Wireless providers sell customized phones and operate networks of antennas, base stations, and switching centers. Each wireless network operates in a particular wavelength frequency range (the "spectrum"). Licenses to use spectrum are issued by the government and can be bought and sold by holders. Phones that operate at a higher frequency have greater signal capacity (needed to transmit high-quality sound, photos, or data) but lower signal strength, and therefore require a more concentrated network of antennas. Wireless companies use one of several incompatible signal processing systems. The most common wireless signal processing technologies are time division multiple access (TDMA), code division multiple access (CDMA), and global system for mobile communications (GSM). Most wireless companies operate regionally but interconnect with other companies that use the same technology, allowing customers to have roaming service outside their local area.

Cable Systems:

Unlike wireline or wireless telephone companies that can send only a fairly small amount of information through their copper wires and phones, cable companies can send a large amount of information through the special coaxial cable wires that make up their networks. First formed to transmit TV signals outside regular broadcast areas, cable companies have made large investments in facilities and equipment in recent years to provide additional services. They now use their high-capacity wires to simultaneously transmit hundreds of TV and radio channels, Internet access, telephone, HDTV, and on-demand movies.
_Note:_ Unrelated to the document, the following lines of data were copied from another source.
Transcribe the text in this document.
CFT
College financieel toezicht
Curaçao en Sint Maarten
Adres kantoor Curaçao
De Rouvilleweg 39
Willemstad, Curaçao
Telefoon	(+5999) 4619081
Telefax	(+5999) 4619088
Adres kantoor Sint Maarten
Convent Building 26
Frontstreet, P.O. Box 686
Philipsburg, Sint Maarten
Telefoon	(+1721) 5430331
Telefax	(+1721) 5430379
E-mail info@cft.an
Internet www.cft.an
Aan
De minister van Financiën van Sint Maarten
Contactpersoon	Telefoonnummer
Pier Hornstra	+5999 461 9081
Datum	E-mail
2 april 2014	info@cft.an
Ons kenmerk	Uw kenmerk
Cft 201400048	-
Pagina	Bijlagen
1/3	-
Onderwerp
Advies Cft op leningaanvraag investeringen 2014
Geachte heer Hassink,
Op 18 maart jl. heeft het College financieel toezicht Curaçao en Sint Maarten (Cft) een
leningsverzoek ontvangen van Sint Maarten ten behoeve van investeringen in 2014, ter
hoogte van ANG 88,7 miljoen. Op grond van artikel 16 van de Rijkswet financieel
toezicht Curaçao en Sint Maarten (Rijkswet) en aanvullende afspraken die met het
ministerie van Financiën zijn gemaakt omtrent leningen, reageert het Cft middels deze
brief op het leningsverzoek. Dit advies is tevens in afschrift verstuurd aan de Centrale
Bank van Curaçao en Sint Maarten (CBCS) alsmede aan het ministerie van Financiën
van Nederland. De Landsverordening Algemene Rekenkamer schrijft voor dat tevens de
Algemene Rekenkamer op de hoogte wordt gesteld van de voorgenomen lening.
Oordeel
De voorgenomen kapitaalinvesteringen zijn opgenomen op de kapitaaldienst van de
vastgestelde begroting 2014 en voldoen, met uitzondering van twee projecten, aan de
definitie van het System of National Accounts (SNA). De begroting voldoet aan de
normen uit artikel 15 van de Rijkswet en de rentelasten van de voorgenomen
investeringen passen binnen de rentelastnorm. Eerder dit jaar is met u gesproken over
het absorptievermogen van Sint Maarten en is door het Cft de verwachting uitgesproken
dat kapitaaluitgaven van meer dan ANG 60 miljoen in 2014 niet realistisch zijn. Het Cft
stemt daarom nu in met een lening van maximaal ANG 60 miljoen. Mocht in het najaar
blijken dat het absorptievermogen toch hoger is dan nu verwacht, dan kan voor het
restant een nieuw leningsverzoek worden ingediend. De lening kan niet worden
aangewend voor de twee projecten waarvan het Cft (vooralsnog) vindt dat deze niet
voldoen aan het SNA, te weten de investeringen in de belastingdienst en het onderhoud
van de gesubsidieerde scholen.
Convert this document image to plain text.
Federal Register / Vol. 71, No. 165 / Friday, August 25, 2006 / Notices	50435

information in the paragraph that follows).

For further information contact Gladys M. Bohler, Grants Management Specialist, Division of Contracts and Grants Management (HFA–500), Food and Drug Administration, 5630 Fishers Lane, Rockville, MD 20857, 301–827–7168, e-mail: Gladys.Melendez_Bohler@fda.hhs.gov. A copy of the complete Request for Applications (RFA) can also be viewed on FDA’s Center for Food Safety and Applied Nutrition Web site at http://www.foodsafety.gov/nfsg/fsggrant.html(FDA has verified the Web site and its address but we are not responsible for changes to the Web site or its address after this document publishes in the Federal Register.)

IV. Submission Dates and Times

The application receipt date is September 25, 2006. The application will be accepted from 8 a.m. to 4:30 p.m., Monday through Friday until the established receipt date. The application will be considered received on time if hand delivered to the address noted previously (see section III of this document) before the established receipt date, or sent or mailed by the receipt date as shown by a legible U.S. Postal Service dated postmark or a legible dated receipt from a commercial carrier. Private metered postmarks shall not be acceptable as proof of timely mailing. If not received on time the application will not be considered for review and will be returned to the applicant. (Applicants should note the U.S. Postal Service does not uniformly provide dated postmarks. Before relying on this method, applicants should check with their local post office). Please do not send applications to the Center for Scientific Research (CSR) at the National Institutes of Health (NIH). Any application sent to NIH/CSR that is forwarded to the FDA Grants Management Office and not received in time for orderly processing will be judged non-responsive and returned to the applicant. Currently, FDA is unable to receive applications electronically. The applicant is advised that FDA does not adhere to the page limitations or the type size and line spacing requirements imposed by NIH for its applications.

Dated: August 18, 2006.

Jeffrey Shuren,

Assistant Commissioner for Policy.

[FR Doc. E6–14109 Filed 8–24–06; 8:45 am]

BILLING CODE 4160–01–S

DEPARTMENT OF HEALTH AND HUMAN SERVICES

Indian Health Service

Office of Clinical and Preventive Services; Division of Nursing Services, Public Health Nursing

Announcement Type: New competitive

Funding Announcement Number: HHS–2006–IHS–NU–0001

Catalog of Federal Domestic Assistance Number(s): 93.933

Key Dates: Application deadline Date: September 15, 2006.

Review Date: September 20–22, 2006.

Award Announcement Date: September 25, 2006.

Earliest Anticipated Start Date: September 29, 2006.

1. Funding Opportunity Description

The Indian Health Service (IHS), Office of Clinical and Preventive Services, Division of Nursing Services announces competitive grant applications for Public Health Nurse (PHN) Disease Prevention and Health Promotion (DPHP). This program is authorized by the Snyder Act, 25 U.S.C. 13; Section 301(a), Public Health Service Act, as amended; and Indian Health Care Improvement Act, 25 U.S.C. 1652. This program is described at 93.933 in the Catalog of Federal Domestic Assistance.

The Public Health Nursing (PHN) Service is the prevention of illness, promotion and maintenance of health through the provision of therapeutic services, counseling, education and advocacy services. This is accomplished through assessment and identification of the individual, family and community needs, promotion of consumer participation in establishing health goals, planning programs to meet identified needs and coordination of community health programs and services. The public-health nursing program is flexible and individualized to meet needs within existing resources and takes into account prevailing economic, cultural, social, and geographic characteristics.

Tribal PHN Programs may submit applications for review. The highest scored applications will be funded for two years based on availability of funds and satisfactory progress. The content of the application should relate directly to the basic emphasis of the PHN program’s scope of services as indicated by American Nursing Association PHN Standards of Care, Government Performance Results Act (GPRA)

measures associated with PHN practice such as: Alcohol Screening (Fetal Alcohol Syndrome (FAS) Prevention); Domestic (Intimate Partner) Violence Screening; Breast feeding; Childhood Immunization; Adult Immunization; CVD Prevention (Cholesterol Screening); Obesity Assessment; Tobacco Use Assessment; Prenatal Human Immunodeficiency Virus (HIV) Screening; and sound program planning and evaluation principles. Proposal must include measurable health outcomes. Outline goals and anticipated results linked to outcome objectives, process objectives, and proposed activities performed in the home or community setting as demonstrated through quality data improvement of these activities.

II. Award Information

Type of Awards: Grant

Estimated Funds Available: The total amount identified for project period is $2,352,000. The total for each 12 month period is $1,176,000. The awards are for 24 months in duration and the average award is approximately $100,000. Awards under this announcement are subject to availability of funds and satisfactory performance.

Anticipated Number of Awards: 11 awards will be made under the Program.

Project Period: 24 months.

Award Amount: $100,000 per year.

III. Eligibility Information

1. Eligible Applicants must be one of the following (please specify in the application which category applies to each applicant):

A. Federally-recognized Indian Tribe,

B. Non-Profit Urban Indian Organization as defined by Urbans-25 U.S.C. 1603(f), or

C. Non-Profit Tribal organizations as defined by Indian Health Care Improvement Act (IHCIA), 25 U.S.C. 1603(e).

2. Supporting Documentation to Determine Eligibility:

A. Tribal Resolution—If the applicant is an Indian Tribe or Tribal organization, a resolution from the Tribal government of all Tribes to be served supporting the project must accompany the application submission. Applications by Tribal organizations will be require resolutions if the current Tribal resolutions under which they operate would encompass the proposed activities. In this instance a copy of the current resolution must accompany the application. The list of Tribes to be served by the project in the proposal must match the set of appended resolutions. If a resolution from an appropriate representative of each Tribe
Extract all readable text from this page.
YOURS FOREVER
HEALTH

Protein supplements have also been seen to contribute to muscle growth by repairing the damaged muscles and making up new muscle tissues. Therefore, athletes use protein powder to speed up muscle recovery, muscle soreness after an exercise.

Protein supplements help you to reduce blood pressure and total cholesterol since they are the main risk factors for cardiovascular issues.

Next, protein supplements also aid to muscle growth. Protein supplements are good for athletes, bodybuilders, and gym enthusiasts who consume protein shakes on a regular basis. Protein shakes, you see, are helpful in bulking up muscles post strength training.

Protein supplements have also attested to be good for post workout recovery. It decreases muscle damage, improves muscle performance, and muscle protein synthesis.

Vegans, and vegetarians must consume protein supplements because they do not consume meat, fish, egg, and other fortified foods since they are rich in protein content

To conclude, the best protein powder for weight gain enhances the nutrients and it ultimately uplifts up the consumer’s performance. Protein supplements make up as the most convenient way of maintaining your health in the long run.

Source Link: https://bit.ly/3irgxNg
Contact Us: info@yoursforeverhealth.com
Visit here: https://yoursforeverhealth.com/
In addition to operating a network that carries signals, cable companies provide TV and movie "content." Companies acquire content from large media companies like Disney, Fox, and Viacom or from independent producers, much in the same way that local TV stations operate. Cable companies may buy transmission rights to entire cable channels like MTV, CNN, HBO, and ESPN, or to individual productions. Many cable companies also produce some of their own content. Large content providers may require that cable companies take an entire package of channels.

Other Systems:

Paging systems basically consist of one-way radio transmitters that receive an activation signal from the wireline phone system and signal a mobile receiving unit. The handsets for satellite systems must be able to communicate with a system of satellites, requiring greater power than cell phones. Satellite TV and radio systems send one-way signals from satellites in "geo-synchronous" orbit (they stay over the same spot).

The Internet is a computer-to-computer communication system that uses many of the same structural elements as the telephone system, such as local cable or phone access lines, but uses packet-switching signal processing and special computer switches called routers. Its signaling system is called TCP/IP or Internet Protocol.

Technology:

Computers and computer chips are at the center of all telecom systems. To route traffic, wireline telephone companies use special computers called Class 5 switches; Internet networks use computers called routers. Wireless phones use special computer chips for transmitting and receiving signals. Wireline operators largely use high-capacity fiber-optic cable for long distance transmission; more providers are additionally running fiber-optic cable directly into households (fiber-to-the-premises, FTTP), thereby offering faster voice and data services. All telecom providers use computers to monitor traffic and provide detailed billing statements to customers.